To treat or cure pheocromosytoma, the doctors would have to take her off her many blood pressure medications (atenolol , verapamil, diovan, lisinopril, nitro patches, nitro sublingual and terasosin), which would cause her blood pressure to go so high so quickly that it could cause a severe stroke or kill her.
Then the doctors would have to find the pheo, which could be as small as a head of a pin or much larger and remove it. All her doctors refuse to do the procedure because it is too dangerous.
My mom has many medical bills with a recurring total of $150 for medications: Advair inhaler, pro-air inhaler, albuteral solution for a nebulizer, theophylline, fluticasone nasal spray, an allergy medication, GI cocktail to numb the pain in her stomach, omeprazole, phenogran, actos, metformain, zoloft, xanax, trazadone, bupropin, potassium, lasix, ferrous sulfate, calcitroil, and her diabetic supplies.
For the oxygen, the CPAP machine and the TENS unit, the monthly rental cost is $100.
When she almost died in 2005, I had a nervous breakdown. She is my anchor which is very important to a diagnosed bipolar. Without an anchor, I could not function very well. I was unable to continue to work full time.

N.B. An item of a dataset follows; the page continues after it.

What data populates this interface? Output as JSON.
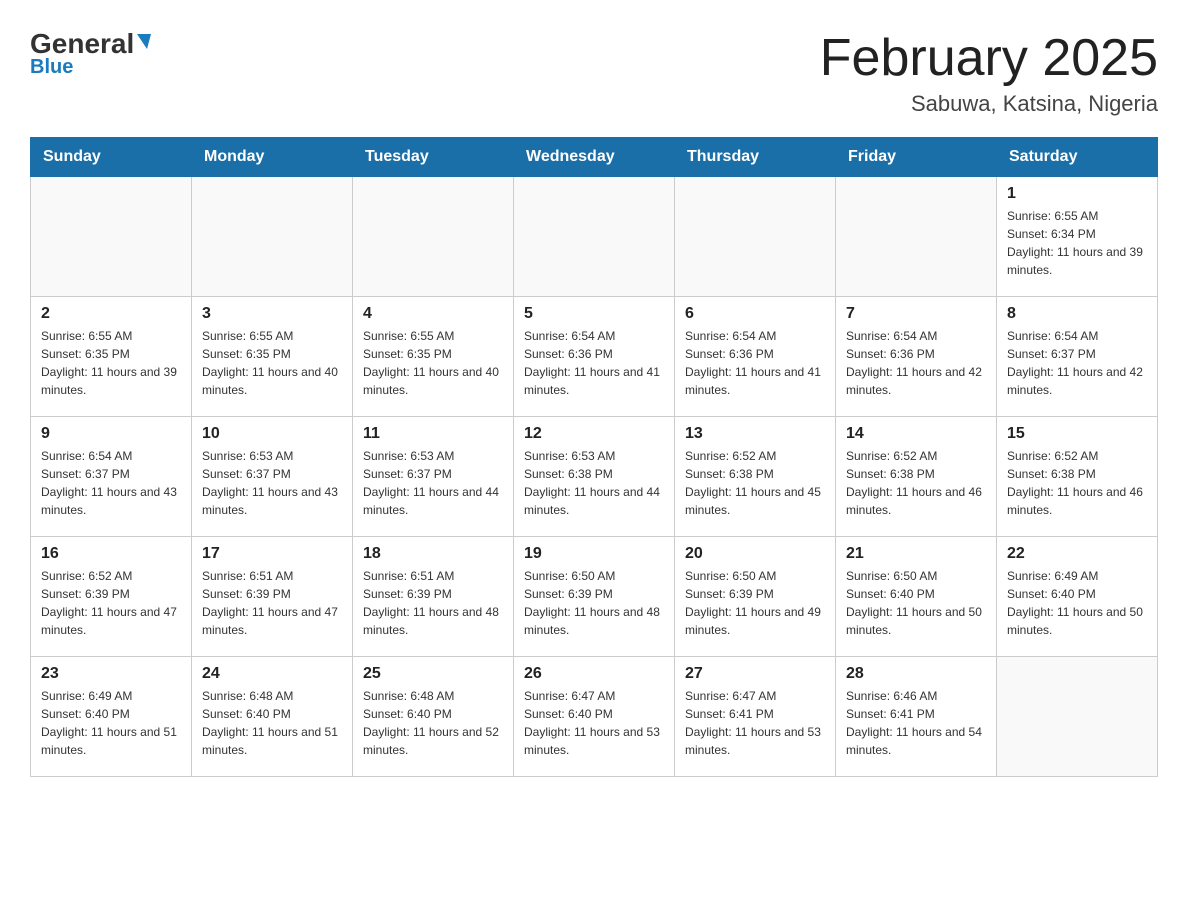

She was given full disability in 2006. Because I was unable to work full time we lived on what she got from Social Security Disability and a portion of my dad's military retirement, which was awarded, in the divorce settlement.
We had to barrow from a monthly check-cashing place and against the title of our only vehicle. In 2007 I became unable to continue to work so I put in for Social Security Disability, which I finally got in 2009.
This helped us get by, but we now have two check loans (totaling $1176), a loan on the vehicle (totaling $1500) and there are the medical bills (totaling $2500) so far.
We scrape by every month yet we are unable to pay any medical or doctor bills so they keep adding up.
Right now we have disconnect notices for the water bill and the electric bill and the interest payments are also due on the payday loans. We are one month behind on the rest of the utility bills.
My mother has gone through hell all her life with sexual and physical abuse. She struggled with an abusive husband to raise me, educated herself and as soon as she and my dad got into a good financial place he left.
Now we are in a place of poverty and lack again. My mother is 57 and I want her to have an easier time of life now, which is why I am asking for a grant.
If we could get a debt relief grant or other such help to pay all the loans, medical bills and utility bills to current status we would be back on level ground.